Zaręczyny i zaginięcie
W dworku bogatej rodziny Kornatowskich odbywają się zaręczyny Eryka oraz Pauliny. Jak to w przypadku ludzi przy kasie, nie mogło zabraknąć dobrej jakości trunków, pięknych ozdób, kwiatów. Lecz zamiast radości na kolejne dni, rodzina musi zmierzyć się z zaginięciem narzeczonej ich syna. I to do tej sprawy została włączona Julia Krawiec wraz z nową koleżanką ze służby, Michaliną Bodnar.
Początkowo policja jest zdania, że Paulina mogła uciec i zrezygnować ze ślubu z Kornatowskim. Niestety, w kolejnych dniach dochodzi do równie dziwnych zaginięć kolejnych młodych kobiet, które bezpośrednio wiążą się z sytuacją w jakiej znajdzie się Paulina.
Nie wszystko złoto co się świeci
Rodzina Kornatowskich słynie nie tylko ze swojego bogactwa, ale również szacunku, elegancji, nieskazitelności.

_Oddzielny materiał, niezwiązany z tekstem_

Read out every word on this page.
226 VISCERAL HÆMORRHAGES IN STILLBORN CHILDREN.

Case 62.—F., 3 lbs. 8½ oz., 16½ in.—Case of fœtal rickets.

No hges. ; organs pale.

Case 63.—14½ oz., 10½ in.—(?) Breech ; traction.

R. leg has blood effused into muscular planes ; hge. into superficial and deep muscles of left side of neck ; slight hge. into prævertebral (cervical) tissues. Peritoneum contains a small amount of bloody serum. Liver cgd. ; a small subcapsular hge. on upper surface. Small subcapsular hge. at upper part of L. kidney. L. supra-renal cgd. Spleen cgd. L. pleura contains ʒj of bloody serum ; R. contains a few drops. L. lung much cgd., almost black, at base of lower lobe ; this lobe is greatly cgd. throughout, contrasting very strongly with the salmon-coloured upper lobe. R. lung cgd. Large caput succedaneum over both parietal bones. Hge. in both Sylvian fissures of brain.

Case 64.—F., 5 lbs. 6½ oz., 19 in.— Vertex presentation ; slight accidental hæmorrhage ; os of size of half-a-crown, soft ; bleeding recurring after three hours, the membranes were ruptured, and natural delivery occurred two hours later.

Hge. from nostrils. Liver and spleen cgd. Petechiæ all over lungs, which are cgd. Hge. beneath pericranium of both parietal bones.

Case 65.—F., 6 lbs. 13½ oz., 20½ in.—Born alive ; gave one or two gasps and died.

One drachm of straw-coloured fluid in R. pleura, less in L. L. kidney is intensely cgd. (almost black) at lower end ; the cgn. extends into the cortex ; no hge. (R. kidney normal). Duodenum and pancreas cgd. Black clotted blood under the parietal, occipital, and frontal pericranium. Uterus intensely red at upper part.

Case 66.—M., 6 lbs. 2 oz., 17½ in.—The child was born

Jednak, jak to bywa w takich domach, nie wszystko złoto, co się świeci. Po zaginięciu narzeczonej Eryka, na jaw zaczynają wychodzić tajemnice rodziny. Eryk alkoholik, który chce wynieść się od rodziców, bo jest inwigilowany i musi robić wszystko, co mu każą rodzice. Nie ważne, że jest pełnoletni. Póki mieszka pod ich dachem, nie ma swojego zdania. W małżeństwie jego rodziców też nie jest kolorowo, jednak przez jakiś czas robią dobrą minę do złej gry. Jak skończy się cała ta historia? Musicie koniecznie sięgnąć po tę powieść, by dowiedzieć się prawdy.
Na zakończenie
Styl pisania autorki jest naprawdę świetny, co zdecydowanie pomaga w poznawaniu dalszych stron jej lektur. O język też nie ma co się czepiać. W Rajskich ptakach jest zdecydowanie bardziej brutalnie. Zaborowska dawkuje odpowiednio emocje, trochę inaczej niż to było w przypadku Uśpienia, gdzie niestety autorka dość szybko podsunęła czytelnikowi rozwiązanie zagadki, wyłożyła niemal wszystko już w ¼ części powieści. Druga część w tej serii na szczęście ma to do siebie, że do samego końca Zaborowska trzyma w napięciu czytelnika i nie kieruje go w tę prawidłową stronę. Za tę tajemnicę należy się ogromny plus. Jest to „naprawa” minusa, który miał miejsce w poprzedniej części. Tymczasem zabieram się za czytanie trzeciej części sagi kryminalnej.